Entlastung für hohe Energiepreise
Zum anderen seien u.a. wegen der Sommerferien für die Schüler:innen und der Semesterferien für die Studierenden jedes Jahr in den Sommermonaten weniger Fahrgäste zu befördern. Insofern sei die Gefahr, dass die Mainzer Mobilität an ihre Kapazitätsgrenzen komme gering, sagen die beiden Geschäftsführer:innen. Sie verhehlen nicht, dass es Kapazitätsgrenzen gibt. Mehr Busse und Straßenbahnen kann das Mainzer Verkehrsunternehmen nicht aus dem Hut zaubern, um eventuelle Massen von Fahrgästen, die mit dem 9-Euro-Ticket unterwegs sind, zu transportieren. Außerdem haben auch Mitarbeitende der Mainzer Mobilität Urlaub in den Sommerferien. Selbst wenn mehr Busse und Bahnen zur Verfügung stünden: wer soll sie fahren?
Im Rahmen des Energie-Entlastungspakets II der Bundesregierung sollen die Bürger:innen mit dem 9-Euro-Ticket als günstiges Mobilitätsangebot für den ÖPNV und den Regionalverkehr von den hohen Energiepreisen entlastet werden. Für die zu erwartenden Einnahmeausfälle stellt die Bundesregierung der ÖPNV-Branche Finanzmittel von insgesamt etwa 2,5 Milliarden Euro in Aussicht. »Es ist tatsächlich ein auskömmlicher Betrag«, sagt MM-Geschäftsführer Erlhof, auch wenn der Anteil, den die Mainzer Mobilität davon erhalten wird, noch nicht beziffert werden kann.
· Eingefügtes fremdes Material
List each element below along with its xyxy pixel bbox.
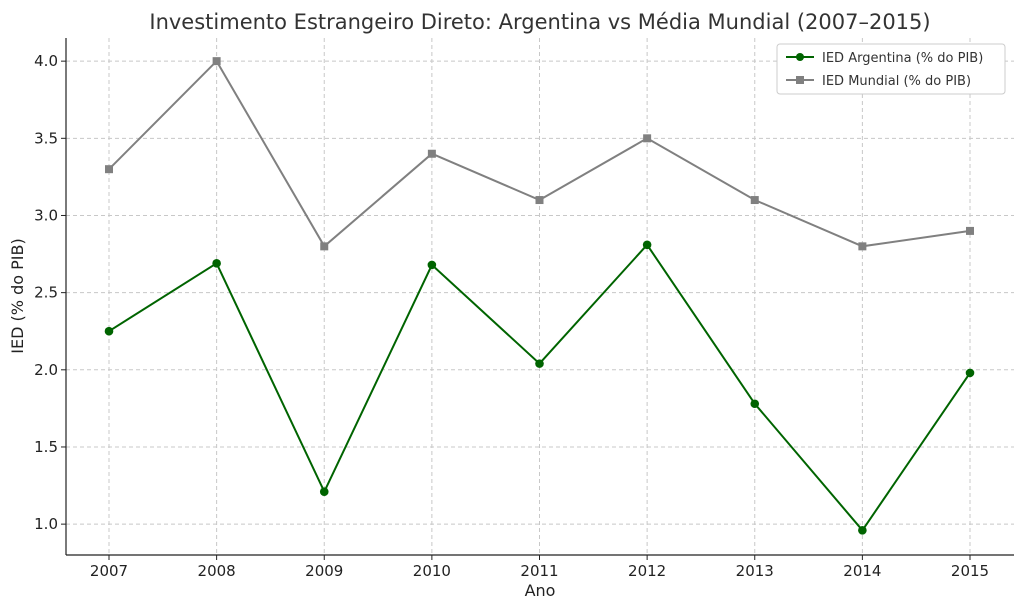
data-point-argentina — [427, 260, 437, 270]
legend-box — [776, 43, 1006, 95]
y-tick-label: 2.0 — [34, 361, 58, 379]
x-tick-label: 2014 — [843, 562, 881, 580]
x-tick-label: 2015 — [951, 562, 989, 580]
data-point-mundial — [966, 226, 974, 235]
x-tick-label: 2012 — [628, 562, 666, 580]
y-tick-label: 3.5 — [34, 129, 58, 147]
data-point-mundial — [105, 165, 113, 174]
x-tick-label: 2011 — [520, 562, 558, 580]
x-tick-label: 2010 — [413, 562, 451, 580]
data-point-argentina — [642, 240, 652, 250]
legend-label-argentina: IED Argentina (% do PIB) — [822, 51, 983, 66]
data-point-mundial — [858, 242, 867, 251]
y-axis-label: IED (% do PIB) — [8, 238, 27, 353]
y-tick-label: 1.5 — [34, 438, 58, 456]
y-tick-label: 2.5 — [34, 284, 58, 302]
y-tick-label: 4.0 — [34, 52, 58, 70]
data-point-mundial — [212, 57, 221, 66]
x-tick-label: 2007 — [90, 562, 128, 580]
data-point-argentina — [212, 259, 221, 268]
data-point-mundial — [750, 196, 759, 205]
ticks: 1.0 1.5 2.0 2.5 3.0 3.5 4.0 2007 2008 2009 2010 201… — [34, 52, 989, 580]
y-tick-label: 3.0 — [34, 206, 58, 224]
data-point-argentina — [104, 326, 114, 336]
data-point-mundial — [643, 134, 652, 143]
x-tick-label: 2009 — [305, 562, 343, 580]
legend-marker-argentina — [796, 53, 804, 61]
legend-label-mundial: IED Mundial (% do PIB) — [822, 74, 971, 89]
data-point-argentina — [750, 399, 760, 409]
x-axis-label: Ano — [525, 581, 556, 600]
data-point-argentina — [319, 487, 329, 497]
data-point-argentina — [858, 526, 867, 535]
x-tick-label: 2008 — [198, 562, 236, 580]
data-point-argentina — [535, 359, 544, 368]
chart-title: Investimento Estrangeiro Direto: Argenti… — [149, 10, 930, 34]
data-point-mundial — [427, 149, 436, 158]
data-point-mundial — [535, 196, 544, 205]
x-tick-label: 2013 — [736, 562, 774, 580]
grid — [66, 38, 1014, 555]
data-point-argentina — [965, 368, 975, 378]
data-point-mundial — [320, 242, 329, 251]
y-tick-label: 1.0 — [34, 515, 58, 533]
legend-marker-mundial — [796, 76, 804, 84]
series-layer — [104, 57, 975, 535]
legend: IED Argentina (% do PIB) IED Mundial (% … — [776, 43, 1006, 95]
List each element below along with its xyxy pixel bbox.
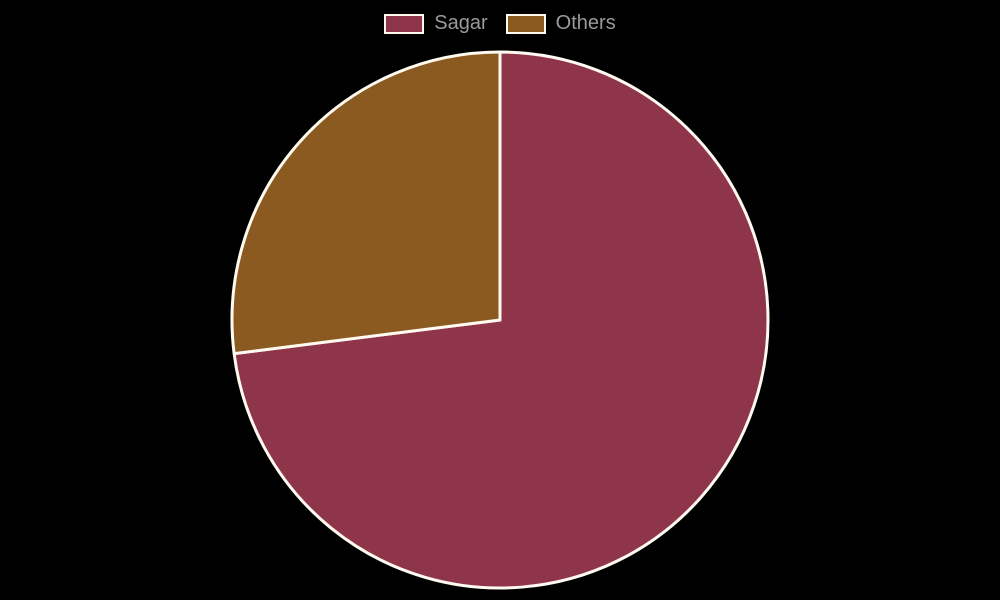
legend-label-sagar: Sagar — [434, 12, 487, 35]
legend: Sagar Others — [0, 12, 1000, 35]
legend-label-others: Others — [556, 12, 616, 35]
legend-swatch-others — [506, 14, 546, 34]
pie-chart-container: Sagar Others — [0, 0, 1000, 600]
pie-chart-svg — [0, 0, 1000, 600]
legend-item-sagar: Sagar — [384, 12, 487, 35]
legend-swatch-sagar — [384, 14, 424, 34]
legend-item-others: Others — [506, 12, 616, 35]
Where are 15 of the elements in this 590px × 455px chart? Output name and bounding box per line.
Das 9-Euro-Ticket als »Riesenchance«?
Bundesverkehrsminister Volker Wissing hatte das 9-Euro-Ticket als eine »Riesenchance« bezeichnet. Es könne nun in einem »bundesweiten Feldversuch« die Frage, ob der Preis oder das Angebot wichtiger seien, um mehr Menschen zur ÖPNV-Nutzung zu animieren, beantwortet werden. Die Geschäftsführung der Mainzer Mobilität äußert sich dazu verhaltener: Es sei klar, dass in den Ferienmonaten Juni, Juli, August weniger Menschen Adressaten für einen Umstieg vom Auto in den ÖPNV seien. Allerdings seien sie als Geschäftsführung der Mainzer Mobilität die falschen Ansprechpartner:innen um die Frage, ob der Zeitpunkt für diesen Test gut gewählt sei, zu beantworten.
Erlhof erinnert in dem Zusammenhang an die Erfahrungen der Stadt Wien. Hier wurde zuerst das Linien-Netz umfangreich erweitert, was zu einem massiven Anstieg der Fahrgastzahlen geführt habe. Nach der Einführung des 365-Euro-Jahresticket 2012, sei die Anzahl der Fahrgäste nur noch um wenige Prozentpunkte angestiegen. Zu bedenken gibt Erlhof auch, dass für einen »Feldversuch«, in dem getestet werden soll, ob Preis oder Angebot der entscheidende Faktor für den Umstieg vom Auto auf den ÖPNV sei, der Preis von 27 Euro für drei Monate, im Verhältnis zu 365 Euro im Jahr, zu niedrig ist.